ABD’nin attığı bu adımın küresel güçler arasında bir güvenlik ikilemi yaratacağını vurgulayan Emekli Büyükelçi, “Nitekim Çin-Rusya ikilisinin ilk tepkisi, ŞİÖ’ye şimdiye kadar gözlemci olan İran’ın tam üye yapılmasıyla tezahür etmiştir.” dedi.
Son olarak Meriç, “Uluslararası sistemde çok merkezli bir yapıya geçilmekte ve merkezler arasında Soğuk Savaş koşulları oluşmaktadır. Bu ortamda AUKUS işbirliğinin bazı kritik fay hatlarını aktif hale getirmesi beklenebilir. Bunlardan birincisi, transatlantik ortaklığının kırılmasıdır. Söz konusu alanda hareketlenme ilk anda ortaya çıkmıştır. Avustralya’nın 2016 yılında Fransa’nın Naval Grubu’yla yaptığı 66 milyar dolar tutarındaki Geleneksel, Dizel Denizaltı İnşaatı Sözleşmesi’ni tek taraflı olarak feshetmesi, Paris’in tepkisine yol açmıştır. AB de Fransa’nın yanında konumlanmıştır. İkincisi ise Güney Pasifik’te Nükleer Silahlardan Arındırılmış Bölge kuran, 1985 Rarotonga Antlaşması’nın geleceğinin belirsiz hale gelmesidir. Avustralya’nın söz konusu antlaşmadaki yükümlülüklerine aykırı adım atması, Okyanusya’daki en yakın müttefiki Yeni Zelanda’yla ilişkilerinin bozulmasına yol açabilir.” diyerek açıklamalarını sonlandırdı.

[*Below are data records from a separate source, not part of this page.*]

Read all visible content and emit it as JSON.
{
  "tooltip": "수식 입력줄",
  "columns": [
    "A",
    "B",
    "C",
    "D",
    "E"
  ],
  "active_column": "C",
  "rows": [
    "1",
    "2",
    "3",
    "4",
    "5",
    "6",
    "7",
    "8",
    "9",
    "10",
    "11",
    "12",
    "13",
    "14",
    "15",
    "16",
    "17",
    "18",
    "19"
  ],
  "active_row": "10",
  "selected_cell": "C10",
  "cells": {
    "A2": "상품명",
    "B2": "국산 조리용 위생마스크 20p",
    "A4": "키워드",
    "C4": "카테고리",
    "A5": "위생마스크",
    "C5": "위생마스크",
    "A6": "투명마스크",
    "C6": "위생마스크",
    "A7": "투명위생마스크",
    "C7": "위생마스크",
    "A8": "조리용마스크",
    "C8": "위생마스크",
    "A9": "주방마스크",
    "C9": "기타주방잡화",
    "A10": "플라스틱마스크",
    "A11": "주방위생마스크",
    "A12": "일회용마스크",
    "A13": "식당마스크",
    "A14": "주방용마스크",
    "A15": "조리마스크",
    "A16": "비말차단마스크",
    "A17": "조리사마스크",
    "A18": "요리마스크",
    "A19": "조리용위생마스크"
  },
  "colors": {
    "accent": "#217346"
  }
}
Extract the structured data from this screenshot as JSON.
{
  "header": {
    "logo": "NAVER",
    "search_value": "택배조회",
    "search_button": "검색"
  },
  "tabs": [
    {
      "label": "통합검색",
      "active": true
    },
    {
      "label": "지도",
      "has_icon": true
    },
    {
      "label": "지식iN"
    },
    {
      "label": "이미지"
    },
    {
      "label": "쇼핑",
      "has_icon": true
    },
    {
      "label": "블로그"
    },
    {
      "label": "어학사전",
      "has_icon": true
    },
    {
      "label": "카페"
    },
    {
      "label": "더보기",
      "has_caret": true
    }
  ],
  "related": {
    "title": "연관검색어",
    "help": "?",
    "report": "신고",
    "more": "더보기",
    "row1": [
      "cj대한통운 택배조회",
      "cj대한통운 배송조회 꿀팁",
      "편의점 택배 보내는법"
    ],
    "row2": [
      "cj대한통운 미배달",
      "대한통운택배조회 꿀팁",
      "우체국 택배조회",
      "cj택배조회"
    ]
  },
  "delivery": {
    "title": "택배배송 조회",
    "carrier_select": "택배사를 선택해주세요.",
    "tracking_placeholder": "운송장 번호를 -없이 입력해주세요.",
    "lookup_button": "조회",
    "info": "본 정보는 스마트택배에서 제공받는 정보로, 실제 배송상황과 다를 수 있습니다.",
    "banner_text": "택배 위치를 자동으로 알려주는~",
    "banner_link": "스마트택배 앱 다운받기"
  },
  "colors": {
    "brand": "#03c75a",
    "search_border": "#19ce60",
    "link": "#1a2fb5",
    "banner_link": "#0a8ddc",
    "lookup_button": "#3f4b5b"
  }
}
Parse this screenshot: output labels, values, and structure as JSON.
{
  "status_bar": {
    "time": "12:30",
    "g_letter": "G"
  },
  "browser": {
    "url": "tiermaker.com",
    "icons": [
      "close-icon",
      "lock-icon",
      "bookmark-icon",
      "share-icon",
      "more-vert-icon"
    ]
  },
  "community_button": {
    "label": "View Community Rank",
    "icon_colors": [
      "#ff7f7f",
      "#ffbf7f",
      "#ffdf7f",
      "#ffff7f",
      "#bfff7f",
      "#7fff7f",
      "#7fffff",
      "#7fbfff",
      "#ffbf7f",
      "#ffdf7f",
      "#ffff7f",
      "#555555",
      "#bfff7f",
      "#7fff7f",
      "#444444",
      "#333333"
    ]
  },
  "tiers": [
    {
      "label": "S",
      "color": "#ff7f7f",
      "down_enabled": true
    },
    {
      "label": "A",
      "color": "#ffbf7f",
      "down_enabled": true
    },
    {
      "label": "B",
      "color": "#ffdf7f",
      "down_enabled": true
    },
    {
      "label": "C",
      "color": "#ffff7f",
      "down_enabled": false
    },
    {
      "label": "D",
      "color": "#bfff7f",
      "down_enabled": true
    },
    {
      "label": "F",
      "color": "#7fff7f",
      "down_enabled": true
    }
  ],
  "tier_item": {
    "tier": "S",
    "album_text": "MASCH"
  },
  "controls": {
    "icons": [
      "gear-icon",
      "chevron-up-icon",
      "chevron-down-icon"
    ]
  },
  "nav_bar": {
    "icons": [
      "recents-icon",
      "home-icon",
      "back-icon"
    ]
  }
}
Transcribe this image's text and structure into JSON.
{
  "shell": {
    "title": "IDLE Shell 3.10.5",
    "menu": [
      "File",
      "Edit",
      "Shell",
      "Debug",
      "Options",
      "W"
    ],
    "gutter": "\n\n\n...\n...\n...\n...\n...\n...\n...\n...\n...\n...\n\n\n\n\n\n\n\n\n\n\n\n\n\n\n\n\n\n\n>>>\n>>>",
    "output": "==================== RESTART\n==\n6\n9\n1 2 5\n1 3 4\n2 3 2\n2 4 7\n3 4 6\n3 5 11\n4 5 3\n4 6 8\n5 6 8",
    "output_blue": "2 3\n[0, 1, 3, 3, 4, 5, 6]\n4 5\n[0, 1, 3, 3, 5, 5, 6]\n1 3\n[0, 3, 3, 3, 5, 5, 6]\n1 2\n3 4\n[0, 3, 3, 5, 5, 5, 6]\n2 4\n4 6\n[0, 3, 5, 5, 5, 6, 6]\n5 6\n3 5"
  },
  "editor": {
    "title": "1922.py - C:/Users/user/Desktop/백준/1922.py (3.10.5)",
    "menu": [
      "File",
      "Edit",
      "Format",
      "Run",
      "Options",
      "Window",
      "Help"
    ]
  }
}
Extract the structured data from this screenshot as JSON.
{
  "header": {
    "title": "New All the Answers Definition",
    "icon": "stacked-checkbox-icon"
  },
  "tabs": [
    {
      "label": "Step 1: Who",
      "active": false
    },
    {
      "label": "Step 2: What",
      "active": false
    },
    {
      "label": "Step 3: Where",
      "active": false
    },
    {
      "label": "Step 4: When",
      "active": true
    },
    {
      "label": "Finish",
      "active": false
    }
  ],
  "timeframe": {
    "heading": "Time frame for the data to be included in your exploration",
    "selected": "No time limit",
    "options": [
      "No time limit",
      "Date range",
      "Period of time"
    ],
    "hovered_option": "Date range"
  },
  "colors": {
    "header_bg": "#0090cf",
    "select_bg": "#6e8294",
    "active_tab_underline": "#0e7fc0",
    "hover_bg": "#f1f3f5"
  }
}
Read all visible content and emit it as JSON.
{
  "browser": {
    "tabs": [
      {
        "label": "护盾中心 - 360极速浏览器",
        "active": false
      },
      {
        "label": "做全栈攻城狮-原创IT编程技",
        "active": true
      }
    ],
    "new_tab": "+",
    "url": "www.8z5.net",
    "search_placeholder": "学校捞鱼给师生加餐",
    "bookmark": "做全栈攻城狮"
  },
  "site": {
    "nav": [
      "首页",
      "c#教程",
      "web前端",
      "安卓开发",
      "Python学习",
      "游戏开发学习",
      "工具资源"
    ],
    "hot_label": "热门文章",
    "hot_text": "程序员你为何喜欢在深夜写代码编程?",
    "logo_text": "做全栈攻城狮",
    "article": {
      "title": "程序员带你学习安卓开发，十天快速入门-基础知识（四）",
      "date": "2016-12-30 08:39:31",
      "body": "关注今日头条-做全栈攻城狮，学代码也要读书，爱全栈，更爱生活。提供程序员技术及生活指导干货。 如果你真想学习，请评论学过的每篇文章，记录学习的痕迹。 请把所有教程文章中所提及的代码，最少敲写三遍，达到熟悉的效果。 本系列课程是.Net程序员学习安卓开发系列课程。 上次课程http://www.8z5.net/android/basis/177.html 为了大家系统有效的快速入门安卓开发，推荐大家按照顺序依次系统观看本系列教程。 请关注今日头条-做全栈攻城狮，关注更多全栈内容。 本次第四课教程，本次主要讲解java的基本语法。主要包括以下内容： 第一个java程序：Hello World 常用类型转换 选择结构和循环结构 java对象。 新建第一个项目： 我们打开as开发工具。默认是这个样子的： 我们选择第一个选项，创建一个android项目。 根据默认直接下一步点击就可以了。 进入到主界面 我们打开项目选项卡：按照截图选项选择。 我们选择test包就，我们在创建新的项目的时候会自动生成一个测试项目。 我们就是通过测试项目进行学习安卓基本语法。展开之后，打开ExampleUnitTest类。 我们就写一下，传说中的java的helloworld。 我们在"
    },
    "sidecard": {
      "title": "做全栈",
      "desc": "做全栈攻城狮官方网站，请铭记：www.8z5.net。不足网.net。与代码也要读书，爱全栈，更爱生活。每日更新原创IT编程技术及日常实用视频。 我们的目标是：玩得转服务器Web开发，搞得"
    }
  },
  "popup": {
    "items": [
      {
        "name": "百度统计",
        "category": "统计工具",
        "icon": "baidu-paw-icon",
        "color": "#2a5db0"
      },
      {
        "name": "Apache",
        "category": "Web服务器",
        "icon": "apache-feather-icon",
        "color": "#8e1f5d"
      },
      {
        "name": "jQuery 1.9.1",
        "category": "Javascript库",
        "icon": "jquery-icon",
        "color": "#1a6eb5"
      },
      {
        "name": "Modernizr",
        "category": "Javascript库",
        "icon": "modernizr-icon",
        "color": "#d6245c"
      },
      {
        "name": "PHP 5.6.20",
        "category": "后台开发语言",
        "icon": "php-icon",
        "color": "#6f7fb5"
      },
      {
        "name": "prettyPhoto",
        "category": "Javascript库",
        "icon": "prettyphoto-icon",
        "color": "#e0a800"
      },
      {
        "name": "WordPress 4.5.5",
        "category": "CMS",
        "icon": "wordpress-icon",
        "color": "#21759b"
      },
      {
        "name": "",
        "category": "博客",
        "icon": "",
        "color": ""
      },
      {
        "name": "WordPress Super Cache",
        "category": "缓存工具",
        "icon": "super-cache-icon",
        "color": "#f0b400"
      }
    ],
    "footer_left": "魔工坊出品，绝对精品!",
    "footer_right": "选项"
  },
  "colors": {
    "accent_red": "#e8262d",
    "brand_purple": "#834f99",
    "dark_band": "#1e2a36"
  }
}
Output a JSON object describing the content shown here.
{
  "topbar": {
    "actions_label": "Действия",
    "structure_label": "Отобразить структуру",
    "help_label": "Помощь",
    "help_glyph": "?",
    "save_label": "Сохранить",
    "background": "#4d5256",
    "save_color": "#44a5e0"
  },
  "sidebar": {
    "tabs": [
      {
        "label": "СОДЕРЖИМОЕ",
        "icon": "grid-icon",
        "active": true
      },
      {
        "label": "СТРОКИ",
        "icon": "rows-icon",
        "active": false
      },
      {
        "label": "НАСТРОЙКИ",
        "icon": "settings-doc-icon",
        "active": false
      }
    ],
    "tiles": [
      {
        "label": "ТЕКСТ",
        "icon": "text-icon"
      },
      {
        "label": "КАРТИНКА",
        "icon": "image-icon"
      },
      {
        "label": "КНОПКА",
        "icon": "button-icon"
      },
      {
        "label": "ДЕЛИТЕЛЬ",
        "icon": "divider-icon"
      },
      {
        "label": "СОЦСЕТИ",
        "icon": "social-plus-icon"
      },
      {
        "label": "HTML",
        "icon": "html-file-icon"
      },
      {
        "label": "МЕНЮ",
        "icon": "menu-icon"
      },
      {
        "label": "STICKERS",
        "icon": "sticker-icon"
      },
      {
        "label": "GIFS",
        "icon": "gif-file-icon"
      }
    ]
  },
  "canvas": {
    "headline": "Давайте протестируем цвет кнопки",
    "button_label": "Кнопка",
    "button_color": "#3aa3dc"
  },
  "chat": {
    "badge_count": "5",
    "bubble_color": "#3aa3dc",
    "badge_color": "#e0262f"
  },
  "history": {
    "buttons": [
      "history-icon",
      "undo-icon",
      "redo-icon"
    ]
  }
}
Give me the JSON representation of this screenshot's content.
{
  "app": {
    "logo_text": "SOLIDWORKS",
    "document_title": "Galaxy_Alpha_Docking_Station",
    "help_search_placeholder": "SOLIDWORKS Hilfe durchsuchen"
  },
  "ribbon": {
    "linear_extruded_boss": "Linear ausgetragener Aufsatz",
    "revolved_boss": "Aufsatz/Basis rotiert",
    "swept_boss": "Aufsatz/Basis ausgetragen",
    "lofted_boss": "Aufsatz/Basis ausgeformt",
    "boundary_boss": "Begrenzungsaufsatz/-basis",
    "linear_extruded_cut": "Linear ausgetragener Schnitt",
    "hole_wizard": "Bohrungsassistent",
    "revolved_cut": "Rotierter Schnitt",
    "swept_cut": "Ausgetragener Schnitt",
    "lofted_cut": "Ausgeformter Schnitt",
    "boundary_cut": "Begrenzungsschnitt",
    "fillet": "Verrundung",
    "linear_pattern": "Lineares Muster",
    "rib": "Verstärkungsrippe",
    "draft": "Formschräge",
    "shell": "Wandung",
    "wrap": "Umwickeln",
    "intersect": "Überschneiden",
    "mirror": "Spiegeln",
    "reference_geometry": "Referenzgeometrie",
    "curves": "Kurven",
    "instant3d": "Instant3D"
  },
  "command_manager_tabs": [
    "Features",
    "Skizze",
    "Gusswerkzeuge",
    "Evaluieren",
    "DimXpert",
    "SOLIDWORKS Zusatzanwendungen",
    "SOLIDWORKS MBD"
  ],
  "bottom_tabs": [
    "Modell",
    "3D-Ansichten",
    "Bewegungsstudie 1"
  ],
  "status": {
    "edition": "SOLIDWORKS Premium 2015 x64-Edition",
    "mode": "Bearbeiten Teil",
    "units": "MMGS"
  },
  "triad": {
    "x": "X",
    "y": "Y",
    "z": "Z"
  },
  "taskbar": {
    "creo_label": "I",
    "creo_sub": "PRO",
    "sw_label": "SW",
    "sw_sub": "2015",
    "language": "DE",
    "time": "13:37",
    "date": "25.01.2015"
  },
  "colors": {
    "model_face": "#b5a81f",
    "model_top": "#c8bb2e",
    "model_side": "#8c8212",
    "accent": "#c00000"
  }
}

Mehmet Emre ÖZTÜRK (Gazeteci-CRI Türk)
Yaptığı değerlendirmede gazeteci Mehmet Emre Öztürk “Çin’in büyüyen askeri varlığına karşı Hint-Pasifik bölgesinde nükleer denizaltı işbirliği sağlayan AUKUS, jeopolitik çıkarlar temelinde şekillenmiş bir ‘silah anlaşması’ olarak karşımıza çıkmaktadır. Bu minvalde ABD ile Çin arasındaki ekonomik rekabetin artık askeri alana sıçradığını söylemek mümkündür. AUKUS, Çin’in artan askeri gücünü caydırma girişimi olsa bile, bunun tam tersi bir etki yaratması da muhtemeldir. Batı’dan gelen tehditlere karşı, Çin’in askeri kapasitesini geliştirmek için daha fazla çaba göstermesi olasıdır. Kara ve denizlerdeki egemenlik alanlarını korumak isteyecek olan Çin’in savunma alanında ataklar yapması için meşru bir alan ortaya çıkarılmıştır. Bu durum, Soğuk Savaş sırasındaki ABD-Rus silahlanma yarışına çok benzer bir sürecin tekrarlanması riskini taşımaktadır.” dedi.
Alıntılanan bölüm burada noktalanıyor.